Q: If I create a page with a search on it, can I add some kind of a "no robots" tag in the "text" of that page to keep it from being indexed, or must I put that tag at the very top of the HTML for that page, which means it must be part of the template? (And, if I can put a tag in the text, what should it be?)
A: Put this in the body of the page somewhere:
<pre><meta name="robots" content="noindex" /></pre>
Note: This uncomfirmed. Search engines may or may not honour it. The same technique does work for other things like embedding per-page stylesheets or javascript.

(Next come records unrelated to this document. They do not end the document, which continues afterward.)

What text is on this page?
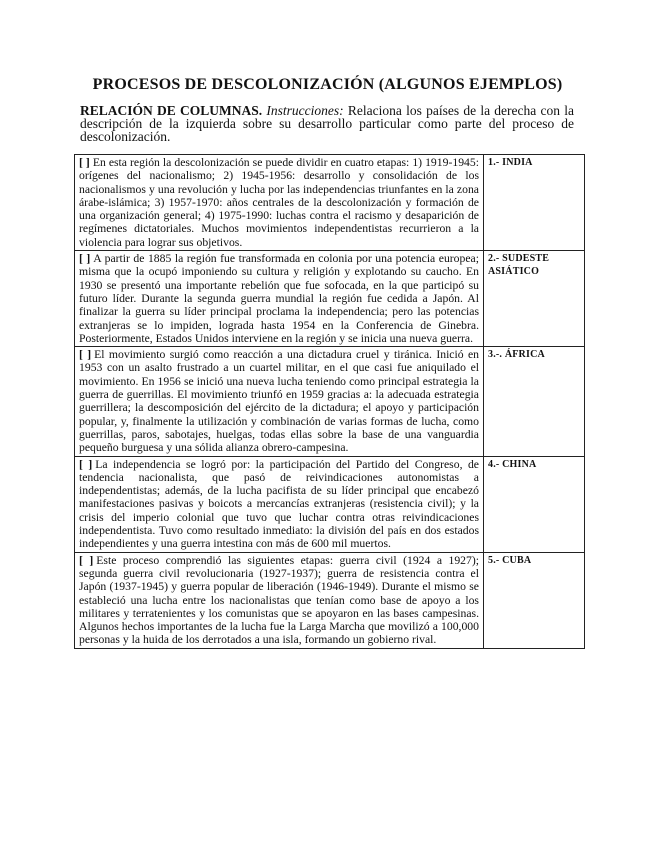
PROCESOS DE DESCOLONIZACIÓN (ALGUNOS EJEMPLOS)
RELACIÓN DE COLUMNAS. Instrucciones: Relaciona los países de la derecha con la descripción de la izquierda sobre su desarrollo particular como parte del proceso de descolonización.
[ ] En esta región la descolonización se puede dividir en cuatro etapas: 1) 1919-1945: orígenes del nacionalismo; 2) 1945-1956: desarrollo y consolidación de los nacionalismos y una revolución y lucha por las independencias triunfantes en la zona árabe-islámica; 3) 1957-1970: años centrales de la descolonización y formación de una organización general; 4) 1975-1990: luchas contra el racismo y desaparición de regímenes dictatoriales. Muchos movimientos independentistas recurrieron a la violencia para lograr sus objetivos.	1.- INDIA
[ ] A partir de 1885 la región fue transformada en colonia por una potencia europea; misma que la ocupó imponiendo su cultura y religión y explotando su caucho. En 1930 se presentó una importante rebelión que fue sofocada, en la que participó su futuro líder. Durante la segunda guerra mundial la región fue cedida a Japón. Al finalizar la guerra su líder principal proclama la independencia; pero las potencias extranjeras se lo impiden, lograda hasta 1954 en la Conferencia de Ginebra. Posteriormente, Estados Unidos interviene en la región y se inicia una nueva guerra.	2.- SUDESTE ASIÁTICO
[ ] El movimiento surgió como reacción a una dictadura cruel y tiránica. Inició en 1953 con un asalto frustrado a un cuartel militar, en el que casi fue aniquilado el movimiento. En 1956 se inició una nueva lucha teniendo como principal estrategia la guerra de guerrillas. El movimiento triunfó en 1959 gracias a: la adecuada estrategia guerrillera; la descomposición del ejército de la dictadura; el apoyo y participación popular, y, finalmente la utilización y combinación de varias formas de lucha, como guerrillas, paros, sabotajes, huelgas, todas ellas sobre la base de una vanguardia pequeño burguesa y una sólida alianza obrero-campesina.	3.-. ÁFRICA
[ ] La independencia se logró por: la participación del Partido del Congreso, de tendencia nacionalista, que pasó de reivindicaciones autonomistas a independentistas; además, de la lucha pacifista de su líder principal que encabezó manifestaciones pasivas y boicots a mercancías extranjeras (resistencia civil); y la crisis del imperio colonial que tuvo que luchar contra otras reivindicaciones independentista. Tuvo como resultado inmediato: la división del país en dos estados independientes y una guerra intestina con más de 600 mil muertos.	4.- CHINA
[ ] Este proceso comprendió las siguientes etapas: guerra civil (1924 a 1927); segunda guerra civil revolucionaria (1927-1937); guerra de resistencia contra el Japón (1937-1945) y guerra popular de liberación (1946-1949). Durante el mismo se estableció una lucha entre los nacionalistas que tenían como base de apoyo a los militares y terratenientes y los comunistas que se apoyaron en las bases campesinas. Algunos hechos importantes de la lucha fue la Larga Marcha que movilizó a 100,000 personas y la huida de los derrotados a una isla, formando un gobierno rival.	5.- CUBA
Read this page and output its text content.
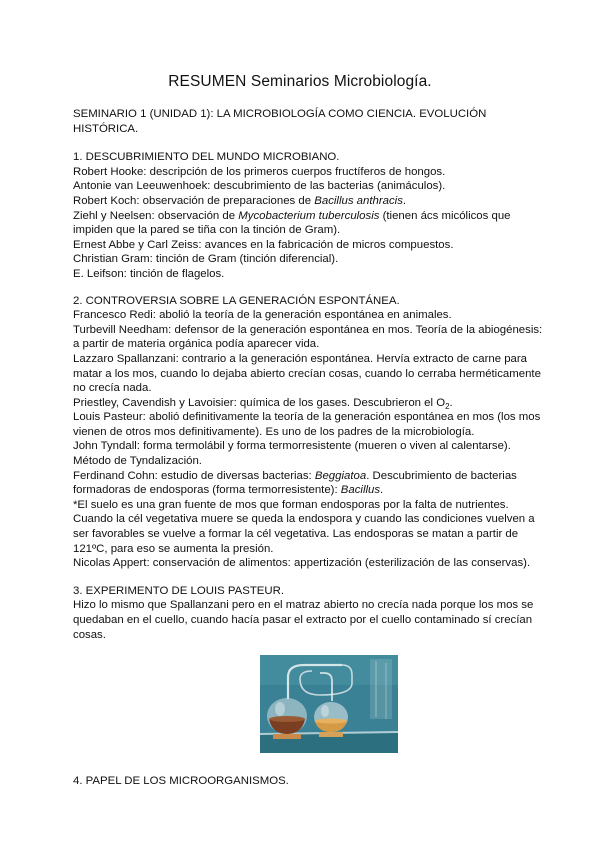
RESUMEN Seminarios Microbiología.

SEMINARIO 1 (UNIDAD 1): LA MICROBIOLOGÍA COMO CIENCIA. EVOLUCIÓN HISTÓRICA.

1. DESCUBRIMIENTO DEL MUNDO MICROBIANO.

Robert Hooke: descripción de los primeros cuerpos fructíferos de hongos.

Antonie van Leeuwenhoek: descubrimiento de las bacterias (animáculos).

Robert Koch: observación de preparaciones de Bacillus anthracis.

Ziehl y Neelsen: observación de Mycobacterium tuberculosis (tienen ács micólicos que impiden que la pared se tiña con la tinción de Gram).

Ernest Abbe y Carl Zeiss: avances en la fabricación de micros compuestos.

Christian Gram: tinción de Gram (tinción diferencial).

E. Leifson: tinción de flagelos.

2. CONTROVERSIA SOBRE LA GENERACIÓN ESPONTÁNEA.

Francesco Redi: abolió la teoría de la generación espontánea en animales.

Turbevill Needham: defensor de la generación espontánea en mos. Teoría de la abiogénesis: a partir de materia orgánica podía aparecer vida.

Lazzaro Spallanzani: contrario a la generación espontánea. Hervía extracto de carne para matar a los mos, cuando lo dejaba abierto crecían cosas, cuando lo cerraba herméticamente no crecía nada.

Priestley, Cavendish y Lavoisier: química de los gases. Descubrieron el $O_2$.

Louis Pasteur: abolió definitivamente la teoría de la generación espontánea en mos (los mos vienen de otros mos definitivamente). Es uno de los padres de la microbiología.

John Tyndall: forma termolábil y forma termorresistente (mueren o viven al calentarse). Método de Tyndalización.

Ferdinand Cohn: estudio de diversas bacterias: Beggiatoa. Descubrimiento de bacterias formadoras de endosporas (forma termorresistente): Bacillus.

*El suelo es una gran fuente de mos que forman endosporas por la falta de nutrientes. Cuando la cél vegetativa muere se queda la endospora y cuando las condiciones vuelven a ser favorables se vuelve a formar la cél vegetativa. Las endosporas se matan a partir de 121ºC, para eso se aumenta la presión.

Nicolas Appert: conservación de alimentos: appertización (esterilización de las conservas).

3. EXPERIMENTO DE LOUIS PASTEUR.

Hizo lo mismo que Spallanzani pero en el matraz abierto no crecía nada porque los mos se quedaban en el cuello, cuando hacía pasar el extracto por el cuello contaminado sí crecían cosas.

4. PAPEL DE LOS MICROORGANISMOS.
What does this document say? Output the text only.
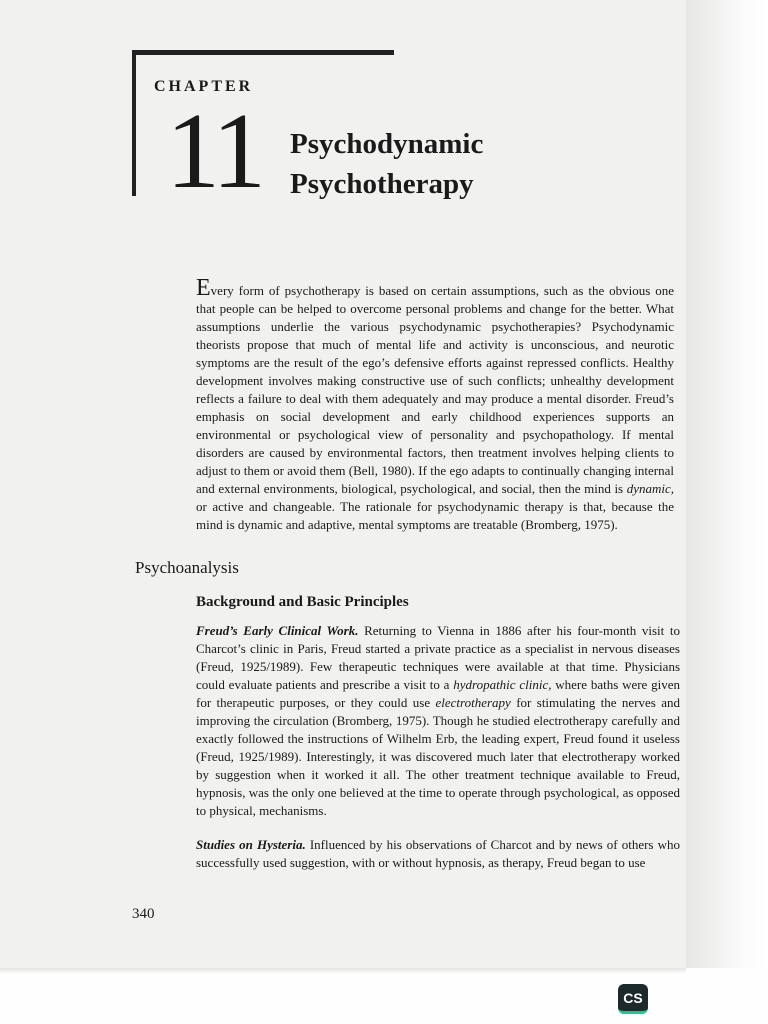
CHAPTER
11 Psychodynamic
Psychotherapy
Every form of psychotherapy is based on certain assumptions, such as the obvious one that people can be helped to overcome personal problems and change for the better. What assumptions underlie the various psychodynamic psychotherapies? Psychodynamic theorists propose that much of mental life and activity is unconscious, and neurotic symptoms are the result of the ego’s defensive efforts against repressed conflicts. Healthy development involves making constructive use of such conflicts; unhealthy development reflects a failure to deal with them adequately and may produce a mental disorder. Freud’s emphasis on social development and early childhood experiences supports an environmental or psychological view of personality and psychopathology. If mental disorders are caused by environmental factors, then treatment involves helping clients to adjust to them or avoid them (Bell, 1980). If the ego adapts to continually changing internal and external environments, biological, psychological, and social, then the mind is dynamic, or active and changeable. The rationale for psychodynamic therapy is that, because the mind is dynamic and adaptive, mental symptoms are treatable (Bromberg, 1975).
Psychoanalysis
Background and Basic Principles
Freud’s Early Clinical Work. Returning to Vienna in 1886 after his four-month visit to Charcot’s clinic in Paris, Freud started a private practice as a specialist in nervous diseases (Freud, 1925/1989). Few therapeutic techniques were available at that time. Physicians could evaluate patients and prescribe a visit to a hydropathic clinic, where baths were given for therapeutic purposes, or they could use electrotherapy for stimulating the nerves and improving the circulation (Bromberg, 1975). Though he studied electrotherapy carefully and exactly followed the instructions of Wilhelm Erb, the leading expert, Freud found it useless (Freud, 1925/1989). Interestingly, it was discovered much later that electrotherapy worked by suggestion when it worked it all. The other treatment technique available to Freud, hypnosis, was the only one believed at the time to operate through psychological, as opposed to physical, mechanisms.
Studies on Hysteria. Influenced by his observations of Charcot and by news of others who successfully used suggestion, with or without hypnosis, as therapy, Freud began to use
340
CS
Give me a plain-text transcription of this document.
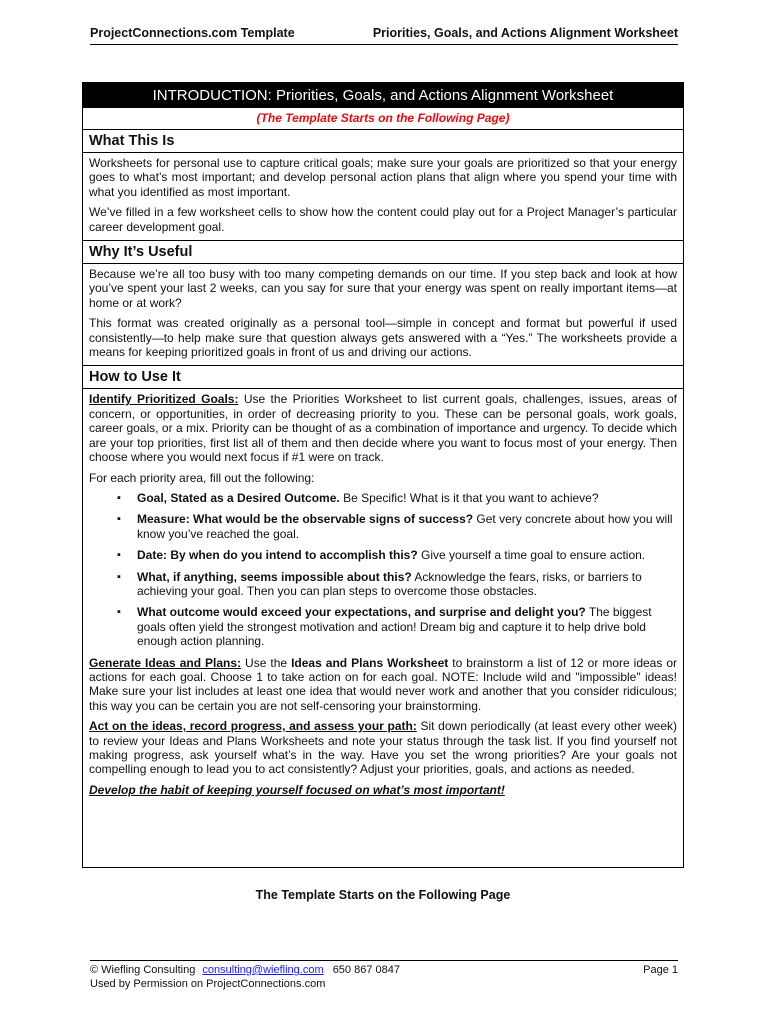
ProjectConnections.com Template	Priorities, Goals, and Actions Alignment Worksheet
INTRODUCTION: Priorities, Goals, and Actions Alignment Worksheet
(The Template Starts on the Following Page)
What This Is

Worksheets for personal use to capture critical goals; make sure your goals are prioritized so that your energy goes to what’s most important; and develop personal action plans that align where you spend your time with what you identified as most important.

We’ve filled in a few worksheet cells to show how the content could play out for a Project Manager’s particular career development goal.

Why It’s Useful

Because we’re all too busy with too many competing demands on our time. If you step back and look at how you’ve spent your last 2 weeks, can you say for sure that your energy was spent on really important items—at home or at work?

This format was created originally as a personal tool—simple in concept and format but powerful if used consistently—to help make sure that question always gets answered with a “Yes.” The worksheets provide a means for keeping prioritized goals in front of us and driving our actions.

How to Use It

Identify Prioritized Goals: Use the Priorities Worksheet to list current goals, challenges, issues, areas of concern, or opportunities, in order of decreasing priority to you. These can be personal goals, work goals, career goals, or a mix. Priority can be thought of as a combination of importance and urgency. To decide which are your top priorities, first list all of them and then decide where you want to focus most of your energy. Then choose where you would next focus if #1 were on track.

For each priority area, fill out the following:

▪ Goal, Stated as a Desired Outcome. Be Specific! What is it that you want to achieve?
▪ Measure: What would be the observable signs of success? Get very concrete about how you will know you’ve reached the goal.
▪ Date: By when do you intend to accomplish this? Give yourself a time goal to ensure action.
▪ What, if anything, seems impossible about this? Acknowledge the fears, risks, or barriers to achieving your goal. Then you can plan steps to overcome those obstacles.
▪ What outcome would exceed your expectations, and surprise and delight you? The biggest goals often yield the strongest motivation and action! Dream big and capture it to help drive bold enough action planning.

Generate Ideas and Plans: Use the Ideas and Plans Worksheet to brainstorm a list of 12 or more ideas or actions for each goal. Choose 1 to take action on for each goal. NOTE: Include wild and "impossible" ideas! Make sure your list includes at least one idea that would never work and another that you consider ridiculous; this way you can be certain you are not self-censoring your brainstorming.

Act on the ideas, record progress, and assess your path: Sit down periodically (at least every other week) to review your Ideas and Plans Worksheets and note your status through the task list. If you find yourself not making progress, ask yourself what’s in the way. Have you set the wrong priorities? Are your goals not compelling enough to lead you to act consistently? Adjust your priorities, goals, and actions as needed.

Develop the habit of keeping yourself focused on what’s most important!

The Template Starts on the Following Page
© Wiefling Consulting consulting@wiefling.com 650 867 0847	Page 1
Used by Permission on ProjectConnections.com
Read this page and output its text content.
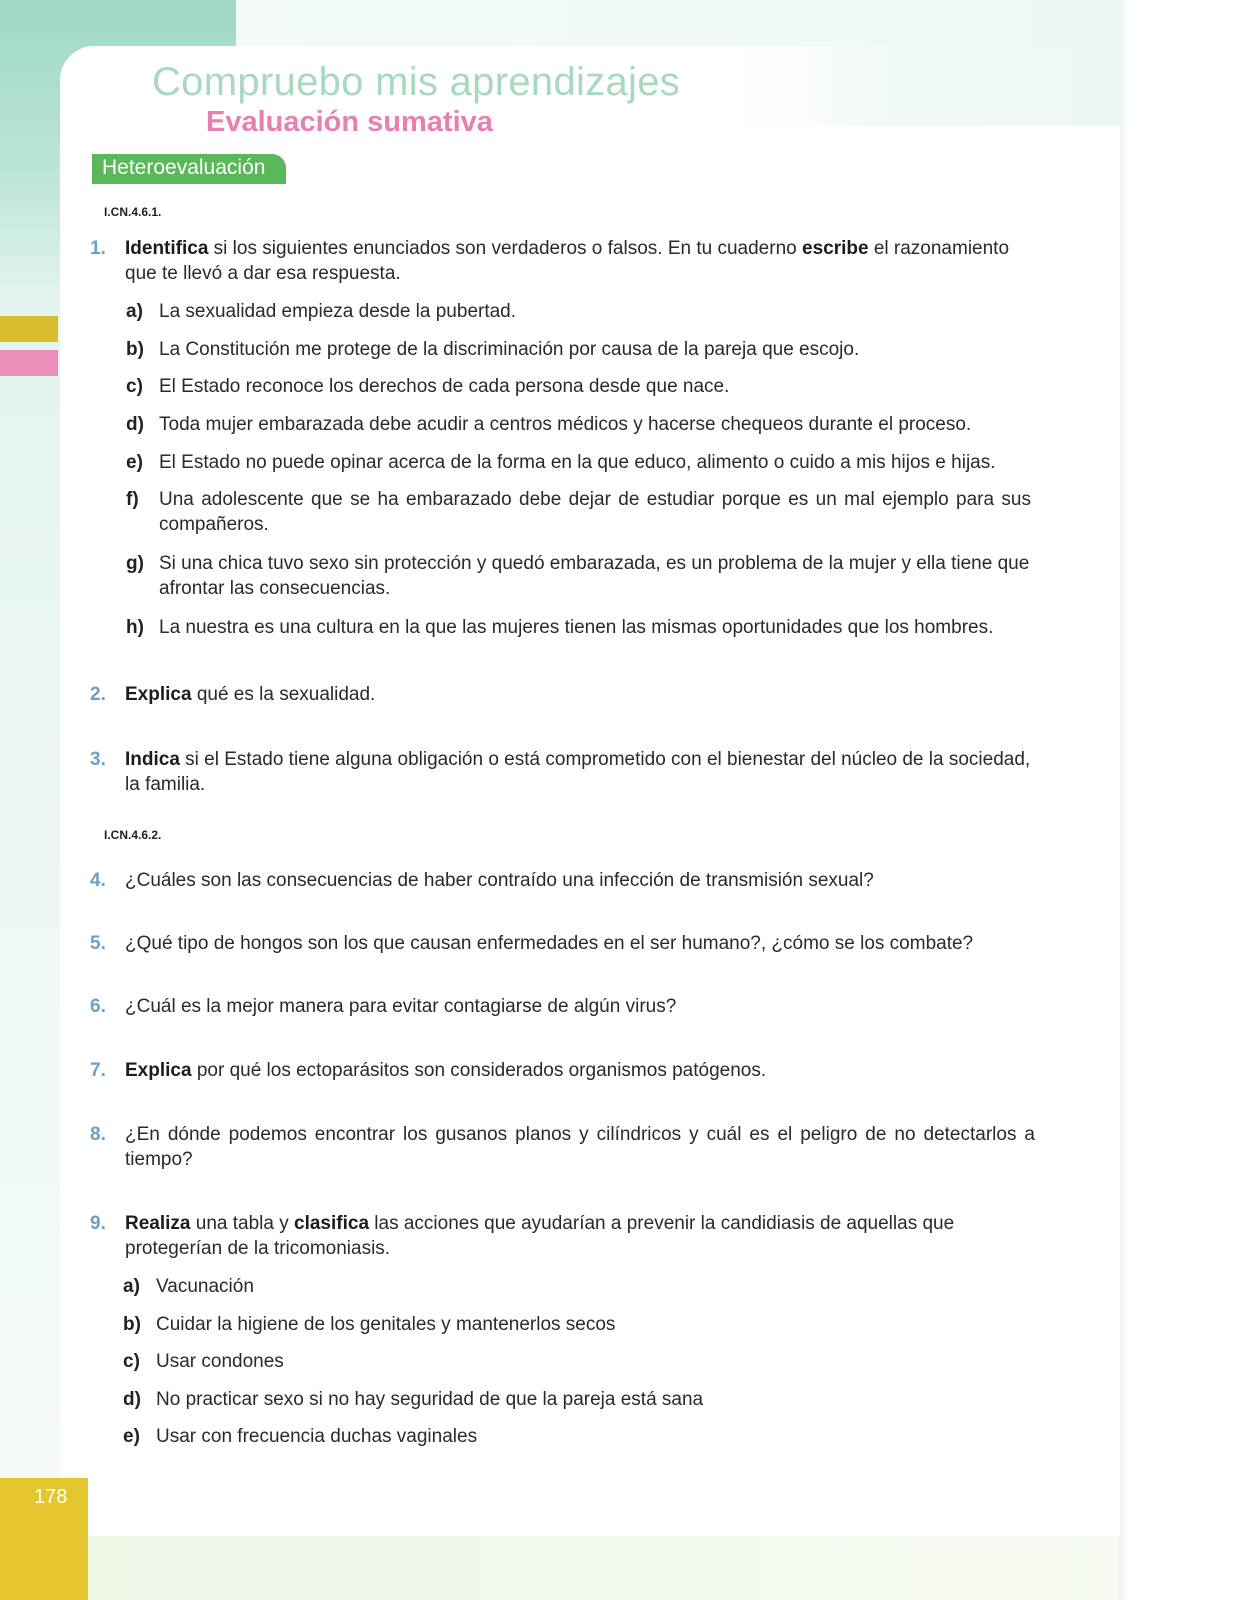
Compruebo mis aprendizajes
Evaluación sumativa
Heteroevaluación
I.CN.4.6.1.
1. Identifica si los siguientes enunciados son verdaderos o falsos. En tu cuaderno escribe el razonamiento que te llevó a dar esa respuesta.
a) La sexualidad empieza desde la pubertad.
b) La Constitución me protege de la discriminación por causa de la pareja que escojo.
c) El Estado reconoce los derechos de cada persona desde que nace.
d) Toda mujer embarazada debe acudir a centros médicos y hacerse chequeos durante el proceso.
e) El Estado no puede opinar acerca de la forma en la que educo, alimento o cuido a mis hijos e hijas.
f) Una adolescente que se ha embarazado debe dejar de estudiar porque es un mal ejemplo para sus compañeros.
g) Si una chica tuvo sexo sin protección y quedó embarazada, es un problema de la mujer y ella tiene que afrontar las consecuencias.
h) La nuestra es una cultura en la que las mujeres tienen las mismas oportunidades que los hombres.
2. Explica qué es la sexualidad.
3. Indica si el Estado tiene alguna obligación o está comprometido con el bienestar del núcleo de la sociedad, la familia.
I.CN.4.6.2.
4. ¿Cuáles son las consecuencias de haber contraído una infección de transmisión sexual?
5. ¿Qué tipo de hongos son los que causan enfermedades en el ser humano?, ¿cómo se los combate?
6. ¿Cuál es la mejor manera para evitar contagiarse de algún virus?
7. Explica por qué los ectoparásitos son considerados organismos patógenos.
8. ¿En dónde podemos encontrar los gusanos planos y cilíndricos y cuál es el peligro de no detectarlos a tiempo?
9. Realiza una tabla y clasifica las acciones que ayudarían a prevenir la candidiasis de aquellas que protegerían de la tricomoniasis.
a) Vacunación
b) Cuidar la higiene de los genitales y mantenerlos secos
c) Usar condones
d) No practicar sexo si no hay seguridad de que la pareja está sana
e) Usar con frecuencia duchas vaginales
178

Some robots (which might even be aware of the /robots.txt file) can be hitting a site at a high rate. One possible solution would be to measure the access rate and block an IP address automatically in case it exceeds a certain average rate - lets say more then 2 hits per second. See
BlackListPlugin.
Not really related to twiki, but keep in my mind when you use
robots.txt you are effectively telling malevolent web crawlers
where to look for secret stuff.
PeterThoeny,
ChristopheVermeulen,
MathewBoorman,
RichardDonkin,
RandyKramer,
MattWilkie,
WillNorris,
WalterMundt,
Committed. Still needs to be documented (where is appropriate?).
--
WalterMundt
Sounds good. Should go into the
TWikiRoot that has already sample .htaccess files. Do not forget to update the docs.
TWikiInstallationGuide looks like a logical place to me.
--
PeterThoeny - 20,30 Apr 2004
I bump this from Cairo to
DakarRelease since doc is pending.
--
PeterThoeny - 16 Aug 2004